Whirlpool was entitled to introduce any relevant evidence at trial. Evidence is relevant if it has "any tendency to make a fact more or less probable than it would be without the evidence" and "the fact is of consequence in determining the action." Fed. R. Evid. 401. The court may exclude relevant evidence if its probative value is substantially outweighed by a danger of unfair prejudice, confusing the issues, misleading the jury, undue delay, wasting time, or needlessly presenting cumulative evidence. Fed. R. Evid. 403.
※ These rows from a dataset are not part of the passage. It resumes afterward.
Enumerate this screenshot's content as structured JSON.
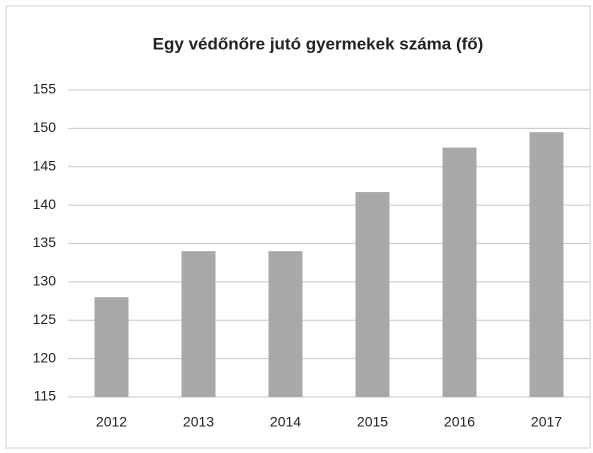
{
  "chart_data": {
    "type": "bar",
    "title": "Egy védőnőre jutó gyermekek száma (fő)",
    "categories": [
      "2012",
      "2013",
      "2014",
      "2015",
      "2016",
      "2017"
    ],
    "values": [
      128,
      134,
      134,
      141.7,
      147.5,
      149.5
    ],
    "color": "#a8a8a8",
    "ylim": [
      115,
      155
    ],
    "yticks": [
      115,
      120,
      125,
      130,
      135,
      140,
      145,
      150,
      155
    ],
    "grid": true
  }
}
Whirlpool's counsel's limited questioning about Plyler's divorce was admissible on two grounds. First, the testimony that Whirlpool attempted to elicit about Plyler's divorce was relevant because it had a "tendency to make a fact more or less probable" -- namely, that the divorce was a possible contributing cause to Plyler's mental and emotional state. Plyler alleged substantial emotional damages as a result of the house fire, and Whirlpool was entitled to explore possible alternate causes of those alleged damages. Moreover, Plyler himself introduced evidence of his divorce both in his direct examination and in the testimony of his witness, Ms. Campbell. Second, in light of Plyler's statement that "I am sure it's related in some way," Whirlpool's counsel was entitled to clarify that Plyler was not asserting that the fire caused or contributed to his divorce. Whirlpool's counsel's questioning was limited, straightforward and factual. It was not argumentative or hostile. There is nothing in the record to suggest that it unduly prejudiced the jury in any way. That evidence was properly admitted and does not provide any basis on which to order a new trial.


For the foregoing reasons, Plyler's motion for a new trial is denied.